I’ve developed a Python script to calculate match scores between users based on their locations. The script generates combinations of users, calculates the average weight for each combination, computes the standard deviation of weights, and finally assigns a score to each combination. However, as the number of users increases, the script’s performance becomes noticeably slower.
import random
import statistics
def comb(arr):
if len(arr) == 2:
yield [arr]
for i in range(1, len(arr)):
first = [arr[0], arr[i]]
rest = [x for j, x in enumerate(arr) if j != 0 and j != i]
for com in comb(rest):
yield [first] + com
def calculate_weight(combination):
location_1 = combination[0]['location']
location_2 = combination[1]['location']
weight = location_weights.get((location_1, location_2), 0)
if weight == 0:
weight = location_weights.get((location_2, location_1), 0)
return weight
location_weights = {('A', 'A'): 1, ('B', 'B'): 1, ('C', 'C'): 1, ('A', 'B'): 0.3, ('B', 'C'): 0.7, ('A', 'C'): 0.5}
locations = ['A', 'B', 'C']
users = []
# Generate users with random locations
for i in range(0, 4):
new_user = {
'name': f'User{i}',
'location': random.choice(locations)
}
users.append(new_user)
combinations = comb(users)
matches = []
for i, combination in enumerate(combinations):
weights = []
for pot_match in combination:
weights.append(calculate_weight(pot_match))

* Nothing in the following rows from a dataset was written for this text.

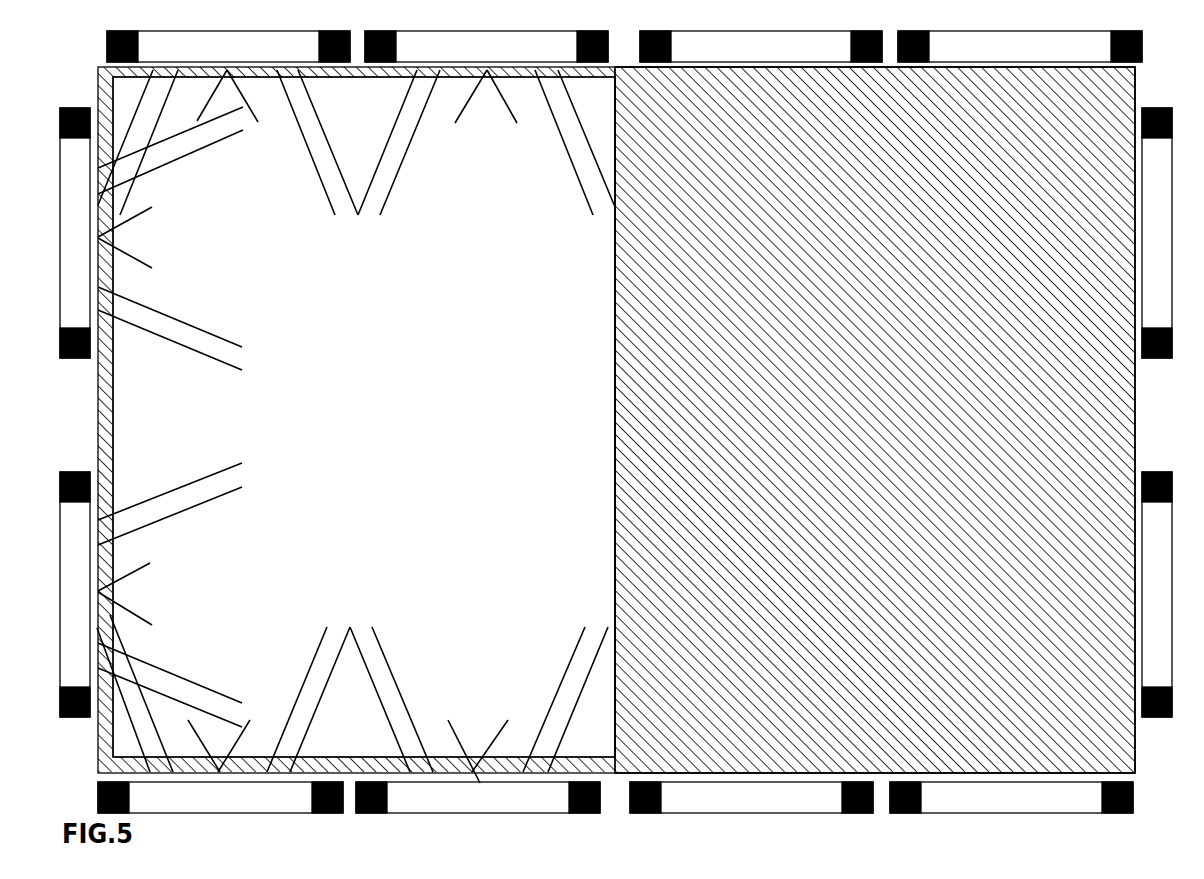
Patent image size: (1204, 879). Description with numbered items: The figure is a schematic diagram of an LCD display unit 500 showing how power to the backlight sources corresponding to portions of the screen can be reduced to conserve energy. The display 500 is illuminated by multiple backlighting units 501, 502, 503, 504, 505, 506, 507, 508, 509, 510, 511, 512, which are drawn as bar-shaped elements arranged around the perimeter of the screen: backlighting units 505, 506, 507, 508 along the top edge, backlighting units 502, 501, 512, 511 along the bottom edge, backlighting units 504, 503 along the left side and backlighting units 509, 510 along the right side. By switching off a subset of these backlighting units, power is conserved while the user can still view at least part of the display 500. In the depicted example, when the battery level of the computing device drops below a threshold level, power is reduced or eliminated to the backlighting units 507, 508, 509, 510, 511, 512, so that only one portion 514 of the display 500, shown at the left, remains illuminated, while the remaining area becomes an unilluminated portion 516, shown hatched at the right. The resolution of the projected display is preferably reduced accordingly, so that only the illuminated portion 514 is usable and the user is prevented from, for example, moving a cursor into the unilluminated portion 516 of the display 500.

The LCD display unit 500 is at (575, 321).
The backlighting unit 501 is at (461, 808).
The backlighting unit 502 is at (203, 808).
The backlighting unit 503 is at (85, 578).
The backlighting unit 504 is at (85, 216).
The backlighting unit 505 is at (211, 57).
The backlighting unit 506 is at (469, 57).
The backlighting unit 507 is at (744, 57).
The backlighting unit 508 is at (1003, 57).
The backlighting unit 509 is at (1167, 216).
The backlighting unit 510 is at (1167, 578).
The backlighting unit 511 is at (995, 808).
The backlighting unit 512 is at (735, 808).
The illuminated portion 514 is at (343, 423).
The unilluminated portion 516 is at (885, 428).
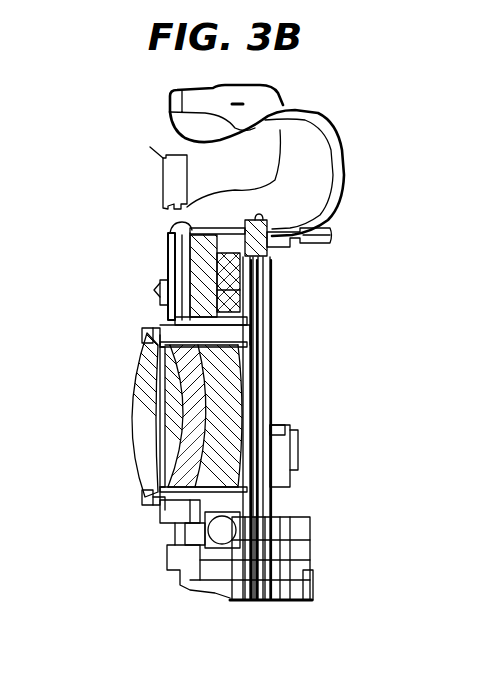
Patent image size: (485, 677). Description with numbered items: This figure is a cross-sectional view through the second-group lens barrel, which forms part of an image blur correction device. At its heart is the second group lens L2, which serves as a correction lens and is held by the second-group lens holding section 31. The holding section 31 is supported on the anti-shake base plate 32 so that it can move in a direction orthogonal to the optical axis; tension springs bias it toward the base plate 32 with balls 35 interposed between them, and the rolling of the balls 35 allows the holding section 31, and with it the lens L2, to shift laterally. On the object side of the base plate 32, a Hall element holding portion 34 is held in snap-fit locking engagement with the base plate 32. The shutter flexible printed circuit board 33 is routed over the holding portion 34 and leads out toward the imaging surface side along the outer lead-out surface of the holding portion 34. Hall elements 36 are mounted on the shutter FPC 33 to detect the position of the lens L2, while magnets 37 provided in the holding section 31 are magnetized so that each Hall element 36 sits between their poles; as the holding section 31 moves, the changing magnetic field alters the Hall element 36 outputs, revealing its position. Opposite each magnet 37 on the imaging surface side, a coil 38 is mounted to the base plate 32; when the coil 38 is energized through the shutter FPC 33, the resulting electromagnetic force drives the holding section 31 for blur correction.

The second group lens L2 is at (143, 372).
The second-group lens holding section 31 is at (157, 503).
The anti-shake base plate 32 is at (246, 590).
The shutter flexible printed circuit board 33 is at (343, 148).
The Hall element holding portion 34 is at (170, 236).
The balls 35 is at (194, 583).
The Hall elements 36 is at (180, 285).
The magnets 37 is at (178, 219).
The coil 38 is at (233, 272).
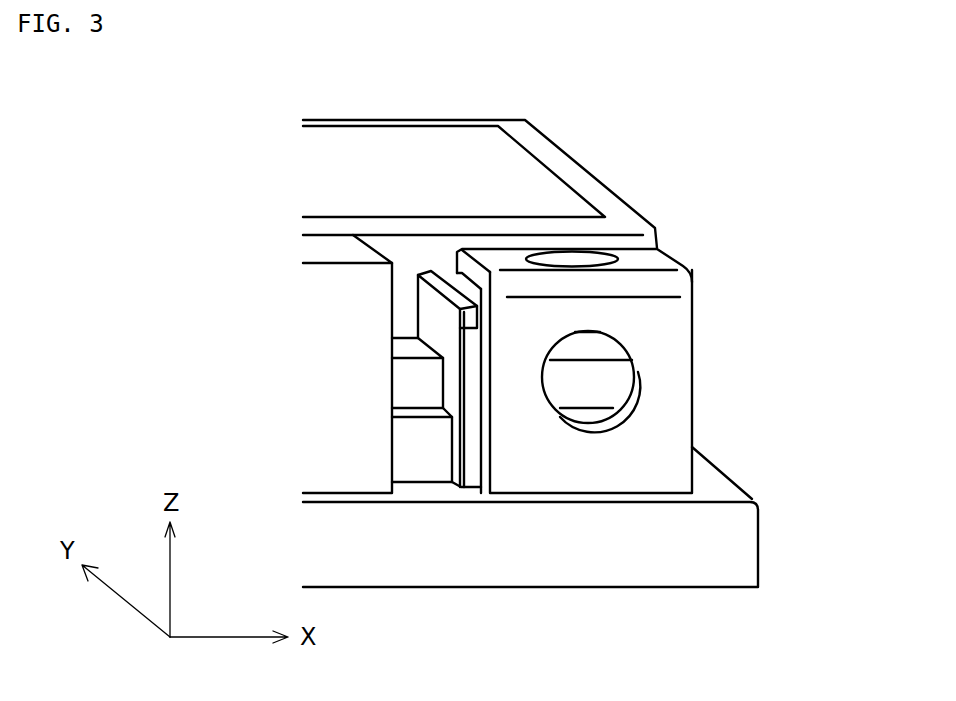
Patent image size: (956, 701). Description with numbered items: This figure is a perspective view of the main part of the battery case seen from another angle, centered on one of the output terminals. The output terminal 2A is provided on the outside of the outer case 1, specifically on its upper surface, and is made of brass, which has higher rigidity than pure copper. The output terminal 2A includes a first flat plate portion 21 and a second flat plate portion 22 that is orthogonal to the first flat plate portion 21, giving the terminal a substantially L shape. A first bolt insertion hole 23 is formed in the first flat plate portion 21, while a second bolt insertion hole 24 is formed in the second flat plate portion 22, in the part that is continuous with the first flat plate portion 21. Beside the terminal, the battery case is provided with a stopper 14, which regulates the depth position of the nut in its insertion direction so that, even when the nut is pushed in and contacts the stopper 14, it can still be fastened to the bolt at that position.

The outer case 1 is at (790, 567).
The output terminal 2A is at (720, 351).
The stopper 14 is at (432, 316).
The first flat plate portion 21 is at (672, 413).
The second flat plate portion 22 is at (652, 263).
The first bolt insertion hole 23 is at (613, 413).
The second bolt insertion hole 24 is at (585, 256).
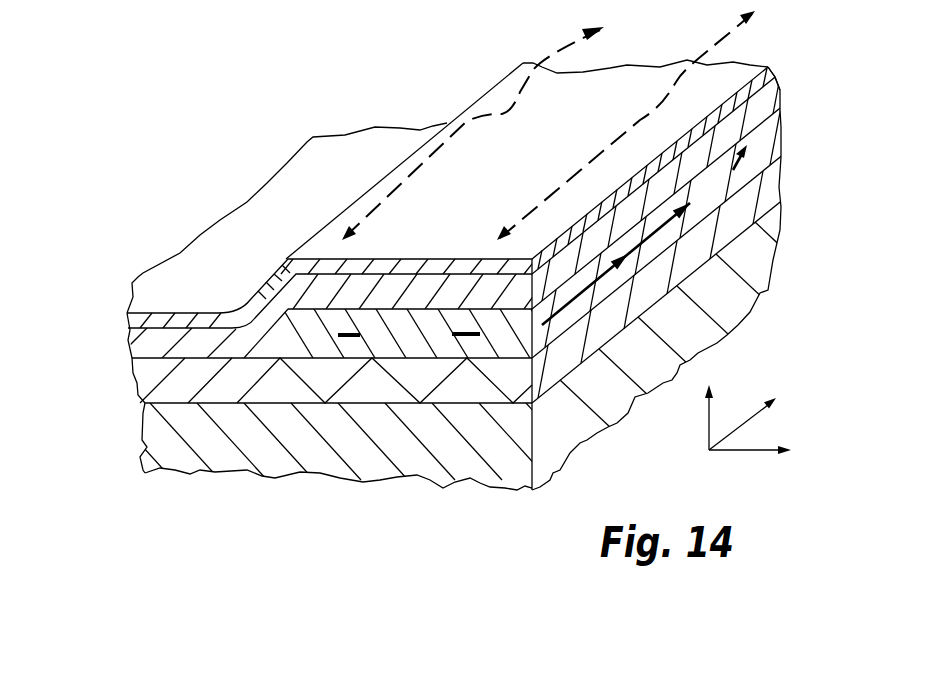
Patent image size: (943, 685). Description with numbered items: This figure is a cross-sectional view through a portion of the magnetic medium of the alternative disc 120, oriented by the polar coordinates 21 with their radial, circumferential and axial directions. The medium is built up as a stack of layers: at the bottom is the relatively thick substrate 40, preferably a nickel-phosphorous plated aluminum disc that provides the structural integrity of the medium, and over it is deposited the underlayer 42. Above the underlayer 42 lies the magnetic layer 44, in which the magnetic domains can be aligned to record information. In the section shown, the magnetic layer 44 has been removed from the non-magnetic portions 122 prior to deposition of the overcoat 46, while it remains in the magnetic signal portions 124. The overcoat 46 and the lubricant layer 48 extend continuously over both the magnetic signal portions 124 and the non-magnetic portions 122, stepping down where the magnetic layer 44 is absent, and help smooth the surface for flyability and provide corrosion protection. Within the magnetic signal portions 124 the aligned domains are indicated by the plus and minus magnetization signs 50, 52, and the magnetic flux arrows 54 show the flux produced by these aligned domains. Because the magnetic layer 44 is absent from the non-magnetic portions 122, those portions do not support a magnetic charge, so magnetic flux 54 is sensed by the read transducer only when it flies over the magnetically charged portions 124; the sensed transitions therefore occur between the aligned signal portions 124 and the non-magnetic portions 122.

The substrate 40 is at (160, 436).
The underlayer 42 is at (142, 377).
The magnetic layer 44 is at (760, 147).
The overcoat 46 is at (147, 342).
The lubricant layer 48 is at (158, 313).
The + magnetization sign 50 is at (744, 156).
The − magnetization sign 52 is at (464, 331).
The magnetic flux arrows 54 is at (556, 60).
The alternative disc 120 is at (345, 101).
The non-magnetic portions 122 is at (313, 165).
The magnetic signal portions 124 is at (720, 72).
The polar coordinates 21 is at (704, 438).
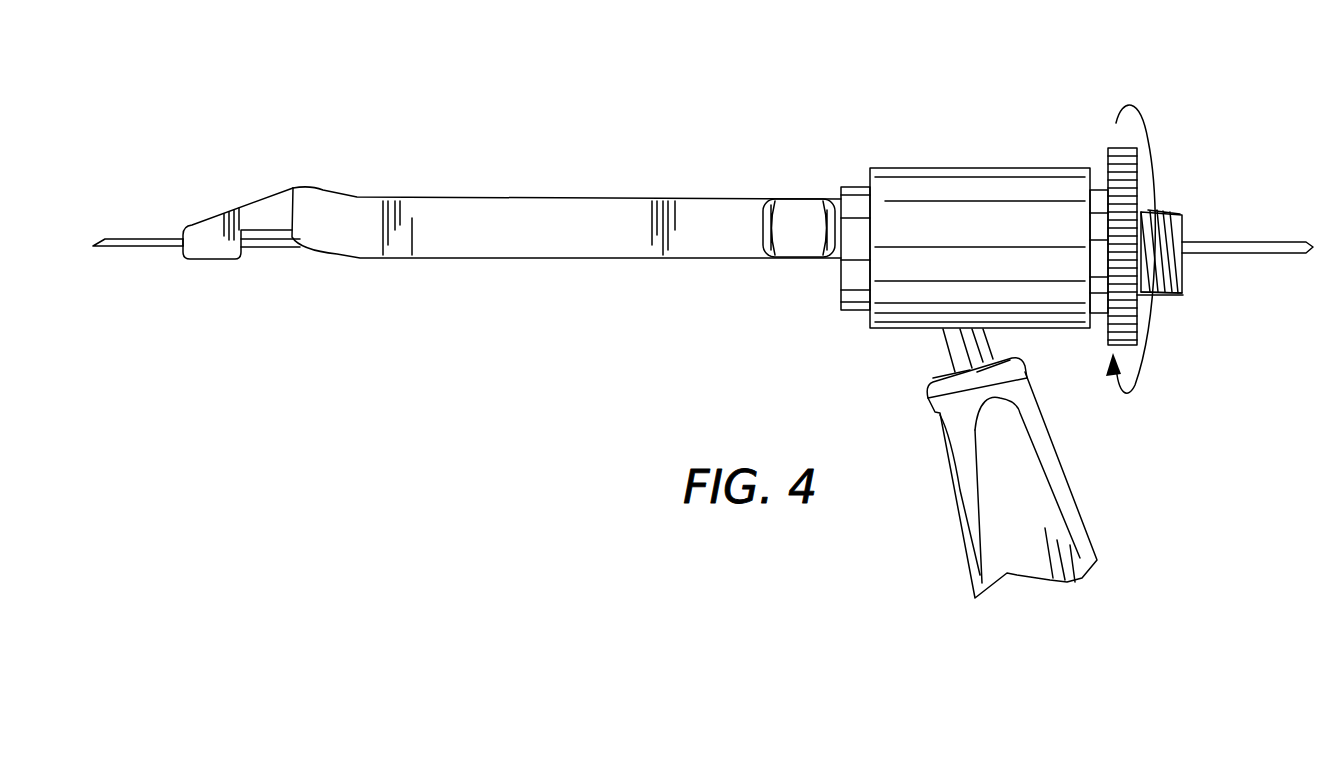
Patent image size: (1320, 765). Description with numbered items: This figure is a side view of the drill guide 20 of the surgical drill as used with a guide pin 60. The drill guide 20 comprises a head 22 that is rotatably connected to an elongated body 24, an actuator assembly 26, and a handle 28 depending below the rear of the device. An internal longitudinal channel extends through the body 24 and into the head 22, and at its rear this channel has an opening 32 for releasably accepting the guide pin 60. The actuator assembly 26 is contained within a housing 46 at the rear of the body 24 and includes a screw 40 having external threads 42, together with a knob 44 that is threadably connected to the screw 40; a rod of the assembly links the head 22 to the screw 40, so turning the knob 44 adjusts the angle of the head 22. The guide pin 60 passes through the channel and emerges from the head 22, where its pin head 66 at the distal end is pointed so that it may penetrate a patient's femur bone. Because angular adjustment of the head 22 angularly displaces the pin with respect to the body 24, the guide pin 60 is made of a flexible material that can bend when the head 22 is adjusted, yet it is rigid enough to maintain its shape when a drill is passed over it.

The drill guide 20 is at (596, 306).
The head 22 is at (258, 207).
The body 24 is at (432, 208).
The actuator assembly 26 is at (940, 136).
The handle 28 is at (1045, 522).
The opening 32 is at (1183, 258).
The screw 40 is at (1165, 212).
The external threads 42 is at (1182, 320).
The knob 44 is at (1108, 150).
The housing 46 is at (1007, 186).
The guide pin 60 is at (160, 238).
The pin head 66 is at (93, 241).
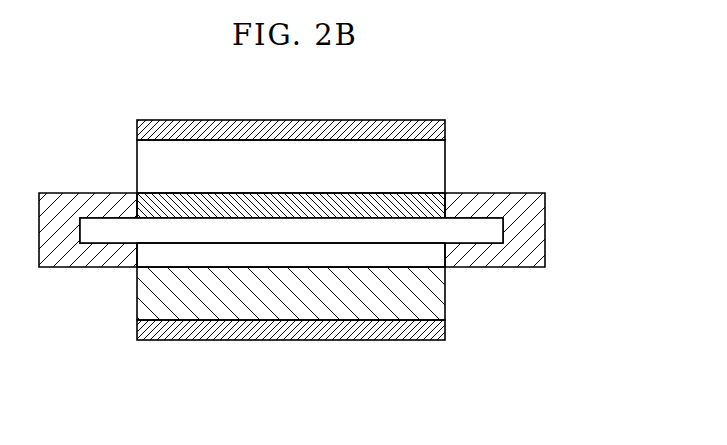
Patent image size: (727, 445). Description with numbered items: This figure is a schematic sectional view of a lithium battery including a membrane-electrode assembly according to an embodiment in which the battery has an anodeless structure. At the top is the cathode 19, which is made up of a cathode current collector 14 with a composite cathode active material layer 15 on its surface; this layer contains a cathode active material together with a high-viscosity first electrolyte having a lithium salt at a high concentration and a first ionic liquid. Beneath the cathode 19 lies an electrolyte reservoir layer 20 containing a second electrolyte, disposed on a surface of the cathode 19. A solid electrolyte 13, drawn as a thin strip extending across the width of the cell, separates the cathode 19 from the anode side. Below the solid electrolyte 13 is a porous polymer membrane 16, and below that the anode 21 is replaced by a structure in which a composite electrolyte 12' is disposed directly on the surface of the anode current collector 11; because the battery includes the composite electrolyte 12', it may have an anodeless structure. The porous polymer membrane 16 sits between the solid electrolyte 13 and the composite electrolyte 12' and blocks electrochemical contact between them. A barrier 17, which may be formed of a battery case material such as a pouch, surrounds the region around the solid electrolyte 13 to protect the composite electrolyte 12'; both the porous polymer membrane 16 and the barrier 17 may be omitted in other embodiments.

The anode current collector 11 is at (440, 327).
The composite electrolyte 12' is at (373, 295).
The solid electrolyte 13 is at (472, 234).
The cathode current collector 14 is at (430, 128).
The composite cathode active material layer 15 is at (430, 163).
The porous polymer membrane 16 is at (193, 257).
The barrier 17 is at (535, 252).
The cathode 19 is at (615, 125).
The electrolyte reservoir layer 20 is at (430, 207).
The anode 21 is at (615, 307).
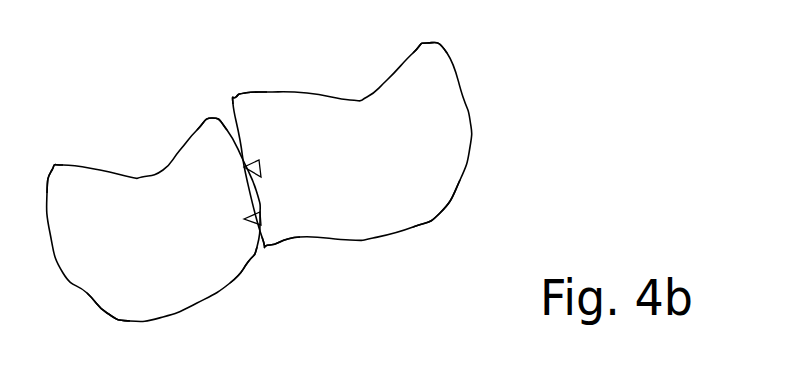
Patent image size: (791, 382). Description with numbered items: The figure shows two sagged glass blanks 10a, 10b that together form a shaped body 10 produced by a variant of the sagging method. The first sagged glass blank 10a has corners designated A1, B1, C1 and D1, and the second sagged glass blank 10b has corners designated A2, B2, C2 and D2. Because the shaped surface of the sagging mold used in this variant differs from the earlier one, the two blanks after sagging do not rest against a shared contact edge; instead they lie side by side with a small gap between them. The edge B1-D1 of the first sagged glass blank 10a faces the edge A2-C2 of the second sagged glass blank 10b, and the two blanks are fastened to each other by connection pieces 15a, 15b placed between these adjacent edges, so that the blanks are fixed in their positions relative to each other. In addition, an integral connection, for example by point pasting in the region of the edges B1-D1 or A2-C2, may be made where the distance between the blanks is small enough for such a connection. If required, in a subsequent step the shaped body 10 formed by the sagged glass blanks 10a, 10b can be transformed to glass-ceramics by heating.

The shaped body 10 is at (200, 102).
The sagged glass blank 10a is at (167, 290).
The sagged glass blank 10b is at (410, 210).
The connection piece 15a is at (243, 168).
The connection piece 15b is at (243, 218).
The corner of first glass blank A1 is at (65, 184).
The corner of first glass blank B1 is at (212, 138).
The corner of first glass blank C1 is at (108, 300).
The corner of first glass blank D1 is at (238, 259).
The corner of second glass blank A2 is at (254, 111).
The corner of second glass blank B2 is at (428, 64).
The corner of second glass blank C2 is at (285, 227).
The corner of second glass blank D2 is at (436, 192).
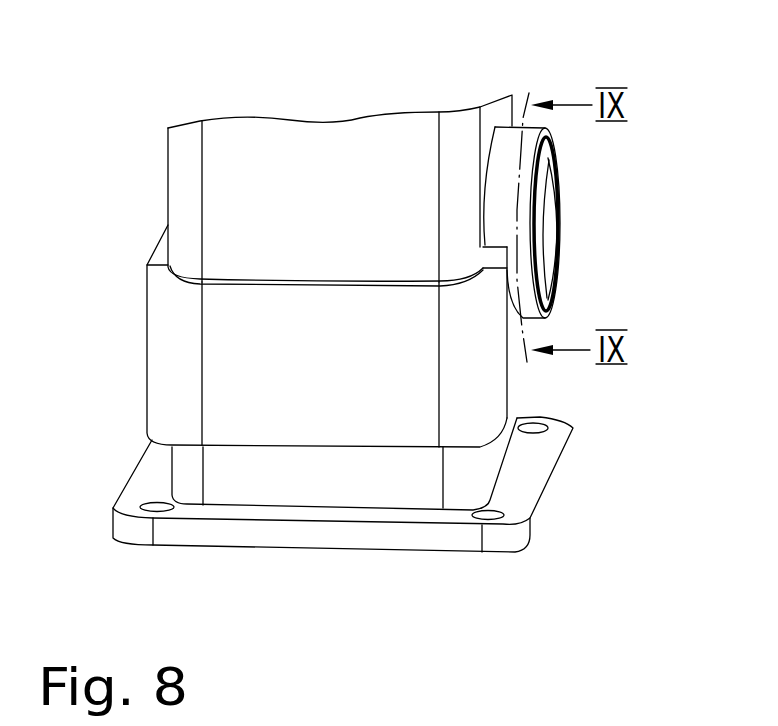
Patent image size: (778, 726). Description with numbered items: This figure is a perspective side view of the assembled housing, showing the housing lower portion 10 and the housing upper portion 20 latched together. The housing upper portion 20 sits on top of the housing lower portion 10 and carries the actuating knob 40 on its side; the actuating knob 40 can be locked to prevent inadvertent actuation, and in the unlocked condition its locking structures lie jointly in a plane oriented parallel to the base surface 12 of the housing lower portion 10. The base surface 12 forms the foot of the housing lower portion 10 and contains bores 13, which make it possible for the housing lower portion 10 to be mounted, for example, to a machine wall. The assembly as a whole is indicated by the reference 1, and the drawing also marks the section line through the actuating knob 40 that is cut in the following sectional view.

average = sum(weights) / len(weights)
stdev = statistics.stdev(weights)
matches.append({
'users': combination,
'average': average,
'stdev': stdev,
'score': average/(100+stdev)
})
matches = sorted(matches, key=lambda x: x['score'], reverse=True)
for m in matches:
print(m)
I’m seeking advice on how to optimize this code for better performance, especially when dealing with a larger number of users, is there a way or should i completely change my approach.
I am a beginner programmer, when you find some other mistakes or have optimization suggestions, feel free to tell them.